Я много занимался синдикалистским движением. Каждую свободную минутку я проводил там, на улице Гранж-о-Бель. В парке улицы Шампионнэ я был непререкаемым авторитетом.
Я был в курсе всех дел. Меня пощупали в самом начале движения. Меня спросили:
— Могли бы железнодорожники, в случае нужды, рассчитывать на омнибусы?
Я ответил:
— Трудно сказать. Видно будет. Старайтесь справиться сами. В настоящий момент мы не склонны к забастовке. Но если понадобится маленькая поддержка, мы готовы.
Забастовка была в полном разгаре. В послеполуденное время вы на каждой улице встречали праздно-шатавшихся железнодорожников.
Вместе с другими я был приглашен на митинг, происходивший у Картера, на улице Шапель. Вы знаете?

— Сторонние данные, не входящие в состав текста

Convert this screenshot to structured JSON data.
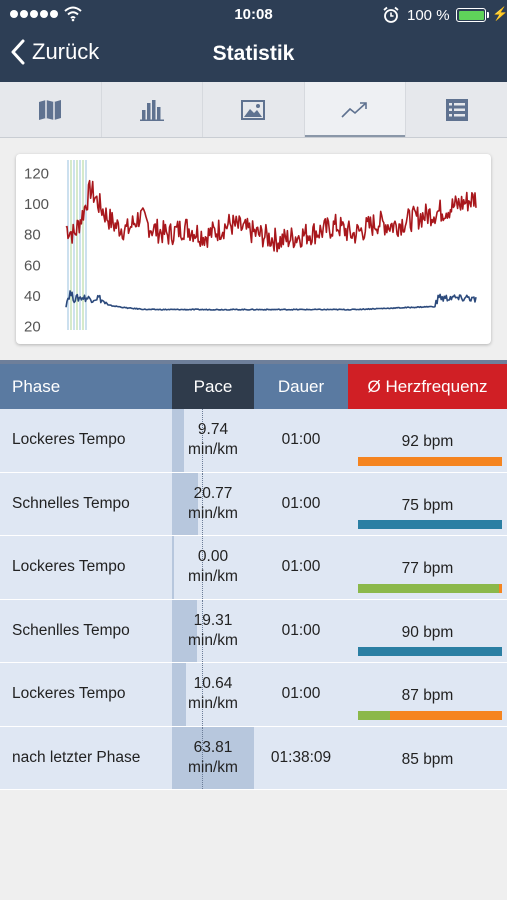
{
  "status_bar": {
    "time": "10:08",
    "battery": "100 %"
  },
  "nav": {
    "back_label": "Zurück",
    "title": "Statistik"
  },
  "tabs": [
    {
      "icon": "map-icon",
      "active": false
    },
    {
      "icon": "bar-chart-icon",
      "active": false
    },
    {
      "icon": "image-icon",
      "active": false
    },
    {
      "icon": "trend-line-icon",
      "active": true
    },
    {
      "icon": "list-icon",
      "active": false
    }
  ],
  "chart_data": {
    "type": "line",
    "y_ticks": [
      120,
      100,
      80,
      60,
      40,
      20
    ],
    "ylim": [
      15,
      125
    ],
    "series": [
      {
        "color": "#a8171c",
        "x": [
          0,
          2,
          4,
          6,
          8,
          10,
          12,
          15,
          18,
          21,
          25,
          29,
          34,
          40,
          46,
          52,
          58,
          63,
          66,
          70,
          73,
          76,
          80,
          84,
          88,
          92,
          96,
          100
        ],
        "y": [
          85,
          80,
          93,
          110,
          100,
          92,
          86,
          83,
          92,
          84,
          80,
          85,
          79,
          87,
          81,
          76,
          80,
          83,
          86,
          80,
          84,
          88,
          86,
          90,
          93,
          96,
          100,
          104
        ]
      },
      {
        "color": "#2c4a7c",
        "x": [
          0,
          1,
          2,
          4,
          6,
          8,
          10,
          15,
          20,
          30,
          40,
          50,
          60,
          70,
          80,
          90,
          91,
          92,
          94,
          96,
          98,
          100
        ],
        "y": [
          35,
          42,
          38,
          39,
          38,
          39,
          34,
          32,
          31,
          31,
          31,
          31,
          31,
          31,
          32,
          33,
          40,
          38,
          39,
          38,
          39,
          37
        ]
      }
    ]
  },
  "table": {
    "headers": {
      "phase": "Phase",
      "pace": "Pace",
      "duration": "Dauer",
      "heart_rate": "Ø Herzfrequenz"
    },
    "header_colors": {
      "phase": "#5a7aa1",
      "pace": "#2f3b4b",
      "duration": "#5a7aa1",
      "heart_rate": "#d01f25"
    },
    "rows": [
      {
        "phase": "Lockeres Tempo",
        "pace": "9.74",
        "pace_unit": "min/km",
        "pace_fill": 0.15,
        "duration": "01:00",
        "hr": "92 bpm",
        "hr_bar": [
          {
            "color": "#f5841f",
            "fraction": 1.0
          }
        ]
      },
      {
        "phase": "Schnelles Tempo",
        "pace": "20.77",
        "pace_unit": "min/km",
        "pace_fill": 0.32,
        "duration": "01:00",
        "hr": "75 bpm",
        "hr_bar": [
          {
            "color": "#2b7fa3",
            "fraction": 1.0
          }
        ]
      },
      {
        "phase": "Lockeres Tempo",
        "pace": "0.00",
        "pace_unit": "min/km",
        "pace_fill": 0.0,
        "duration": "01:00",
        "hr": "77 bpm",
        "hr_bar": [
          {
            "color": "#8bb84a",
            "fraction": 0.98
          },
          {
            "color": "#f5841f",
            "fraction": 0.02
          }
        ]
      },
      {
        "phase": "Schenlles Tempo",
        "pace": "19.31",
        "pace_unit": "min/km",
        "pace_fill": 0.3,
        "duration": "01:00",
        "hr": "90 bpm",
        "hr_bar": [
          {
            "color": "#2b7fa3",
            "fraction": 1.0
          }
        ]
      },
      {
        "phase": "Lockeres Tempo",
        "pace": "10.64",
        "pace_unit": "min/km",
        "pace_fill": 0.17,
        "duration": "01:00",
        "hr": "87 bpm",
        "hr_bar": [
          {
            "color": "#8bb84a",
            "fraction": 0.22
          },
          {
            "color": "#f5841f",
            "fraction": 0.78
          }
        ]
      },
      {
        "phase": "nach letzter Phase",
        "pace": "63.81",
        "pace_unit": "min/km",
        "pace_fill": 1.0,
        "duration": "01:38:09",
        "hr": "85 bpm",
        "hr_bar": []
      }
    ]
  }
}
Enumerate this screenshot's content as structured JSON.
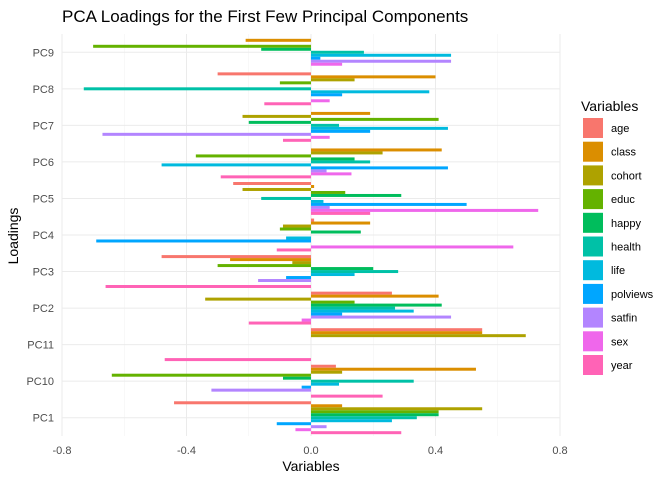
{
  "chart_data": {
    "type": "bar",
    "orientation": "horizontal",
    "title": "PCA Loadings for the First Few Principal Components",
    "xlabel": "Variables",
    "ylabel": "Loadings",
    "xlim": [
      -0.8,
      0.8
    ],
    "x_ticks": [
      "-0.8",
      "-0.4",
      "0.0",
      "0.4",
      "0.8"
    ],
    "x_tick_values": [
      -0.8,
      -0.4,
      0.0,
      0.4,
      0.8
    ],
    "grid": true,
    "legend_position": "right",
    "legend_title": "Variables",
    "categories": [
      "PC1",
      "PC10",
      "PC11",
      "PC2",
      "PC3",
      "PC4",
      "PC5",
      "PC6",
      "PC7",
      "PC8",
      "PC9"
    ],
    "series": [
      {
        "name": "age",
        "color": "#F8766D",
        "values": [
          -0.44,
          0.08,
          0.55,
          0.26,
          -0.48,
          0.01,
          -0.25,
          0.0,
          0.0,
          -0.3,
          0.0
        ]
      },
      {
        "name": "class",
        "color": "#DB8E00",
        "values": [
          0.1,
          0.53,
          0.55,
          0.41,
          -0.26,
          0.19,
          0.01,
          0.42,
          0.19,
          0.4,
          -0.21
        ]
      },
      {
        "name": "cohort",
        "color": "#AEA200",
        "values": [
          0.55,
          0.1,
          0.69,
          -0.34,
          -0.06,
          -0.09,
          -0.22,
          0.23,
          -0.22,
          0.14,
          0.0
        ]
      },
      {
        "name": "educ",
        "color": "#64B200",
        "values": [
          0.41,
          -0.64,
          0.0,
          0.14,
          -0.3,
          -0.1,
          0.11,
          -0.37,
          0.41,
          -0.1,
          -0.7
        ]
      },
      {
        "name": "happy",
        "color": "#00BD5C",
        "values": [
          0.41,
          -0.09,
          0.0,
          0.42,
          0.2,
          0.16,
          0.29,
          0.14,
          -0.2,
          0.0,
          -0.16
        ]
      },
      {
        "name": "health",
        "color": "#00C1A7",
        "values": [
          0.34,
          0.33,
          0.0,
          0.27,
          0.28,
          0.0,
          -0.16,
          0.19,
          0.09,
          -0.73,
          0.17
        ]
      },
      {
        "name": "life",
        "color": "#00BADE",
        "values": [
          0.26,
          0.09,
          0.0,
          0.33,
          0.14,
          -0.08,
          0.04,
          -0.48,
          0.44,
          0.38,
          0.45
        ]
      },
      {
        "name": "polviews",
        "color": "#00A6FF",
        "values": [
          -0.11,
          -0.03,
          0.0,
          0.1,
          -0.08,
          -0.69,
          0.5,
          0.44,
          0.19,
          0.1,
          0.03
        ]
      },
      {
        "name": "satfin",
        "color": "#B385FF",
        "values": [
          0.05,
          -0.32,
          0.0,
          0.45,
          -0.17,
          0.0,
          0.06,
          0.05,
          -0.67,
          0.0,
          0.45
        ]
      },
      {
        "name": "sex",
        "color": "#EF67EB",
        "values": [
          -0.05,
          0.0,
          0.0,
          -0.03,
          0.0,
          0.65,
          0.73,
          0.13,
          0.06,
          0.06,
          0.1
        ]
      },
      {
        "name": "year",
        "color": "#FF63B6",
        "values": [
          0.29,
          0.23,
          -0.47,
          -0.2,
          -0.66,
          -0.11,
          0.19,
          -0.29,
          -0.09,
          -0.15,
          0.0
        ]
      }
    ]
  }
}
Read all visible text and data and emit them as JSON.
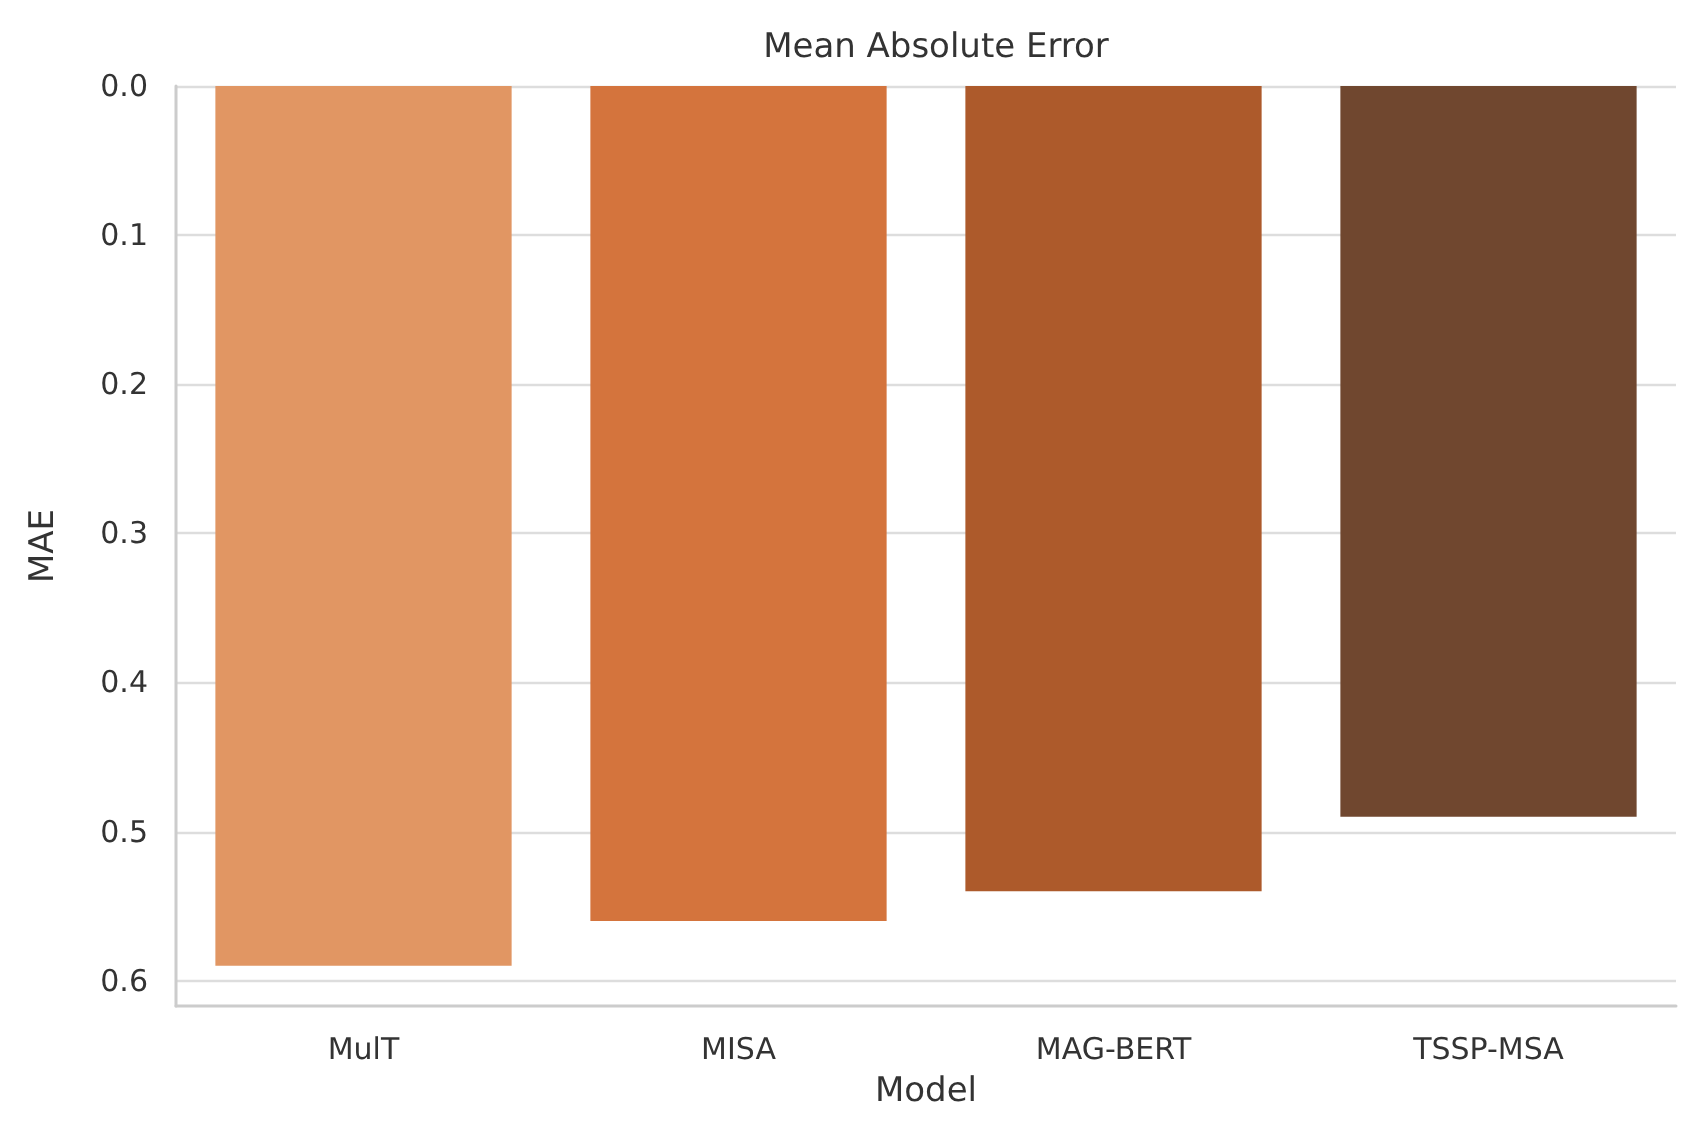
{
  "chart_data": {
    "type": "bar",
    "title": "Mean Absolute Error",
    "xlabel": "Model",
    "ylabel": "MAE",
    "categories": [
      "MulT",
      "MISA",
      "MAG-BERT",
      "TSSP-MSA"
    ],
    "values": [
      0.59,
      0.56,
      0.54,
      0.49
    ],
    "colors": [
      "#e19663",
      "#d4743d",
      "#ad5a2b",
      "#70472f"
    ],
    "ylim": [
      0.617,
      0
    ],
    "yticks": [
      {
        "value": 0,
        "label": "0.0"
      },
      {
        "value": 0.1,
        "label": "0.1"
      },
      {
        "value": 0.2,
        "label": "0.2"
      },
      {
        "value": 0.3,
        "label": "0.3"
      },
      {
        "value": 0.4,
        "label": "0.4"
      },
      {
        "value": 0.5,
        "label": "0.5"
      },
      {
        "value": 0.6,
        "label": "0.6"
      }
    ],
    "grid": "y"
  }
}
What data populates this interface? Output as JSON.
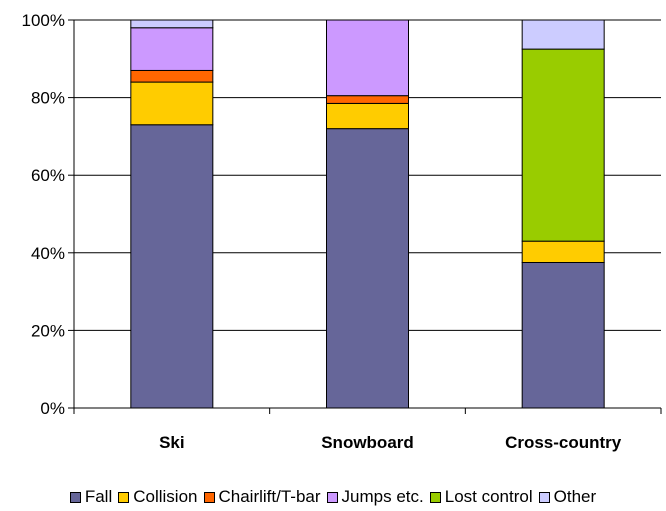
{
  "chart_data": {
    "type": "bar",
    "stacked": true,
    "percent_stacked": true,
    "categories": [
      "Ski",
      "Snowboard",
      "Cross-country"
    ],
    "series": [
      {
        "name": "Fall",
        "color": "#666699",
        "values": [
          73,
          72,
          37.5
        ]
      },
      {
        "name": "Collision",
        "color": "#FFCC00",
        "values": [
          11,
          6.5,
          5.5
        ]
      },
      {
        "name": "Chairlift/T-bar",
        "color": "#FF6600",
        "values": [
          3,
          2,
          0
        ]
      },
      {
        "name": "Jumps etc.",
        "color": "#CC99FF",
        "values": [
          11,
          19.5,
          0
        ]
      },
      {
        "name": "Lost control",
        "color": "#99CC00",
        "values": [
          0,
          0,
          49.5
        ]
      },
      {
        "name": "Other",
        "color": "#CCCCFF",
        "values": [
          2,
          0,
          7.5
        ]
      }
    ],
    "y_ticks": [
      "0%",
      "20%",
      "40%",
      "60%",
      "80%",
      "100%"
    ],
    "ylim": [
      0,
      100
    ],
    "grid": true,
    "legend_position": "bottom"
  }
}
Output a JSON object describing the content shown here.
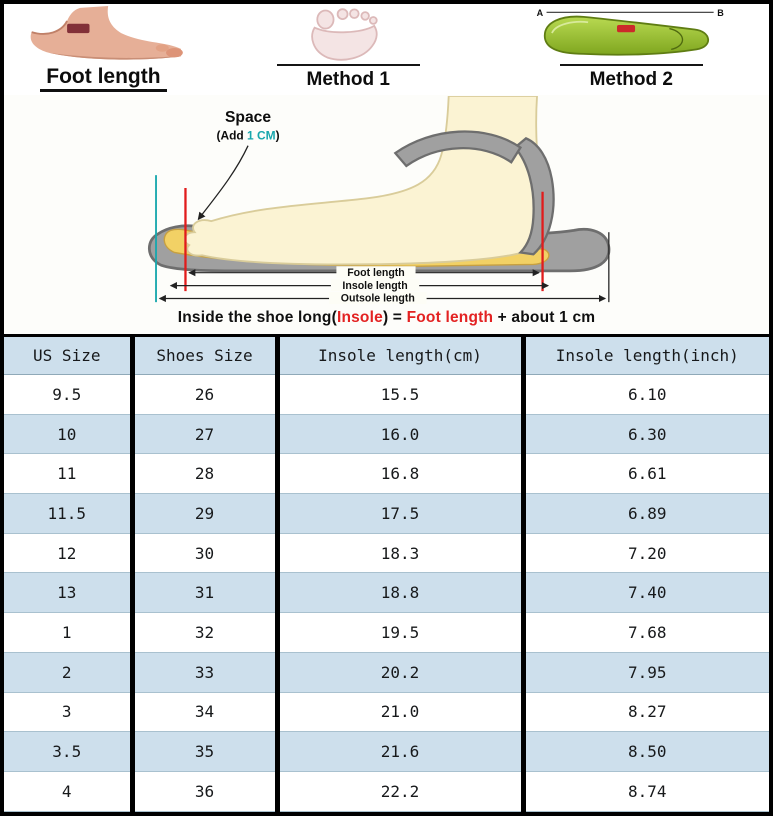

Это огромная коробка. Нужно было забраться во второй этаж. Но уже нижний этаж был полон, как бульвар в карнавал. Немало времени нужно было потратить, чтобы добраться до лестницы. Толпа затирала вас. Наконец, я во втором этаже. Там было довольно тихо, густое, как соус, облако табачного дыма; но преобладало впечатление какой-то тяжести. Точно эта тысяча человек должна было поддерживать паровозный круг величиной в целую площадь.
Обсуждался вопрос о большом деле, затевавшемся в воскресенье, после полудня. Помнится, был четверг. Будет одновременно устроено несколько митингов в различных помещениях этого квартала; затем все соберутся на улице Шапель и направятся к товарной станции, которая, как вы знаете, выходит на площадь Шапель. Речи следовали за речами. Толпа мало-помалу возбуждается. У меня такое ощущение, точно я поднимаюсь в воздух. Я не чувствовал больше земли под своими ногами. Толпа тоже подымалась, как будто ее тянул вверх гигантский насос. Казалось, что она теперь висит в табачном дыму. Страшный шум проникал в меня через все поры моей кожи. Насколько помнится, в это время голосовали программу дня.